• Brain Bytes
  • Posts
  • 🏎️ The AI Race Just Got Intense (And How to Actually Keep Up)

🏎️ The AI Race Just Got Intense (And How to Actually Keep Up)

PLUS: The AI email app saving 4 hours per week, and the prompting techniques professionals don't share.

Hey, it's Oliver, here's your AI update for this week!

In today's issue:

  • Superhuman: The AI email app that users call "the perfect subscription I'd never cancel"
  • Claude Opus 4.5 crushes coding benchmarks (80.9% on SWE-bench Verified)
  • Use "Few-Shot" prompting to teach AI by example (10x better results)
  • Build AI workflow chains that automate multi-step processes
  • And more...

🛠️ Tool of the Week: Superhuman ($30/month) (Not Sponsored)

What it is:

An AI-powered email client that makes you get through your inbox twice as fast. It's Gmail or Outlook, but rebuilt from scratch with speed and AI at the core.

Why it matters now:

Here's the thing about Superhuman: it costs $30/month, and people absolutely refuse to cancel it. Users say things like "the perfect subscription I'd never cancel" and "I can't live without it."

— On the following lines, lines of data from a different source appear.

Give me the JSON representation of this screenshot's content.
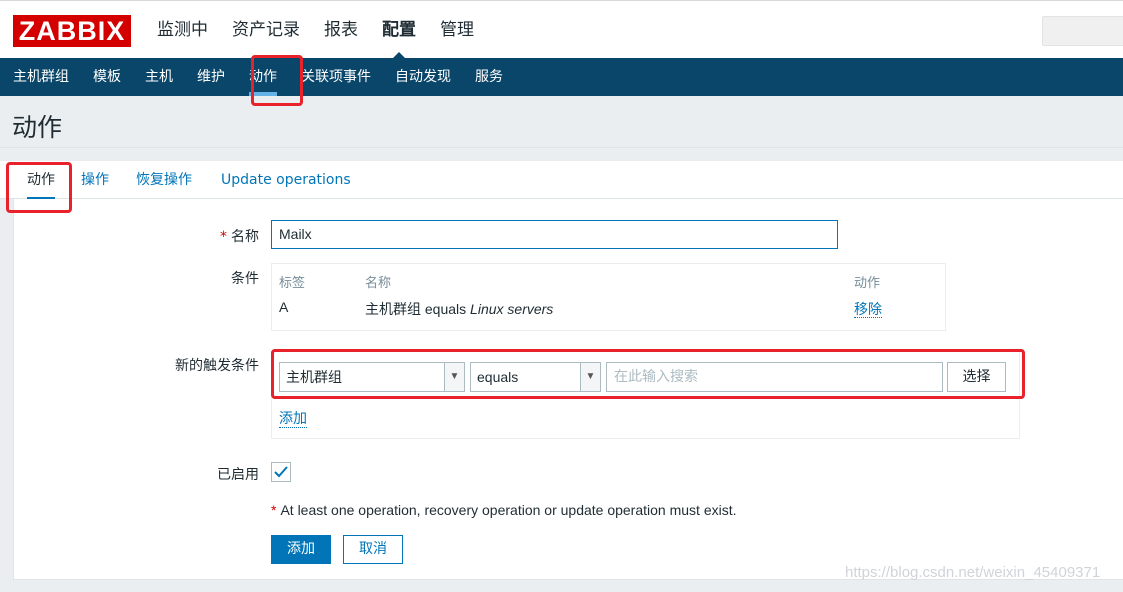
{
  "logo": {
    "text": "ZABBIX"
  },
  "top_nav": [
    "监测中",
    "资产记录",
    "报表",
    "配置",
    "管理"
  ],
  "sub_nav": [
    "主机群组",
    "模板",
    "主机",
    "维护",
    "动作",
    "关联项事件",
    "自动发现",
    "服务"
  ],
  "page": {
    "title": "动作"
  },
  "tabs": [
    "动作",
    "操作",
    "恢复操作",
    "Update operations"
  ],
  "form": {
    "name_label": "名称",
    "name_value": "Mailx",
    "conditions_label": "条件",
    "conditions_headers": {
      "label": "标签",
      "name": "名称",
      "action": "动作"
    },
    "condition_row": {
      "label": "A",
      "name_prefix": "主机群组 equals ",
      "name_value": "Linux servers",
      "action": "移除"
    },
    "new_condition_label": "新的触发条件",
    "condition_type": "主机群组",
    "operator": "equals",
    "search_placeholder": "在此输入搜索",
    "select_button": "选择",
    "add_condition_link": "添加",
    "enabled_label": "已启用",
    "enabled": true,
    "warning_text": "At least one operation, recovery operation or update operation must exist.",
    "submit_button": "添加",
    "cancel_button": "取消"
  },
  "watermark": "https://blog.csdn.net/weixin_45409371",
  "colors": {
    "brand": "#d40000",
    "nav": "#0a466a",
    "link": "#0275b8",
    "annotation": "#e8212a"
  }
}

I was skeptical too—who pays $30/month for email? But Superhuman just got a massive AI update (December 2025) with features that are genuinely different from other email tools.

Three ways it saves hours every week:

  • Auto Labels + Auto Archive = Inbox Zero automatically – AI categorizes every email: "Response Needed," "Waiting On," "Marketing," "Cold Pitches." Create custom labels with prompts like "job applications" or "urgent requests." Turn on Auto Archive and marketing emails disappear automatically. Users clear hundreds of emails per day without thinking about it.
  • AI writes in YOUR voice, not GPT's – The "Write with AI" feature learns your style by analyzing emails you've sent. It pulls from your calendar, past emails, and web research. The result sounds like you—people say "doesn't sound GPT-y at all" because it adapts tone per recipient.
  • Ask AI knows your entire inbox – Press "?" and ask "What's the status of the Q4 budget?" It searches all emails and summarizes. Draft emails, schedule meetings, get answers—no digging through your inbox. Chat history saves so you don't re-ask questions.

Just launched (December 2025):

  • Auto Drafts write follow-ups without prompting
  • Smart reminders surface emails if people don't respond
  • AI connects your inbox, calendar, and web research

The catch:

$30/month for individuals, $40/month for Business plan (includes CRM). But users save 4+ hours per week and respond 12 hours faster.

Real talk:

For people with 50+ emails/day where email is central to their job. If you get 10 emails a day, skip it. But if you live in your inbox? Users process email 2x faster.

Pricing:

Individual: $30/month | Business: $40/month

Bottom line:

The price is jarring until you realize it saves 4+ hours weekly. That's worth way more than $30 for most professionals. If email is 25%+ of your job, try it for a month.

Try Superhuman Free

🤖 1. Anthropic's Claude Opus 4.5 Sets New Coding Record (And It's 3x Cheaper Than Before)

Why This Matters

On November 24, Anthropic launched Claude Opus 4.5 with a specific claim: "best model in the world for coding, agents, and computer use." The benchmarks actually back it up.

  • 80.9% on SWE-bench Verified (beats Google's Gemini 3 Pro at 76.2% and OpenAI's GPT-5.1 at 77.9%)
  • 66.3% on OSWorld (computer use benchmark, best in class)
  • $5/$25 per million tokens (down from $15/$75 for the previous Opus 4)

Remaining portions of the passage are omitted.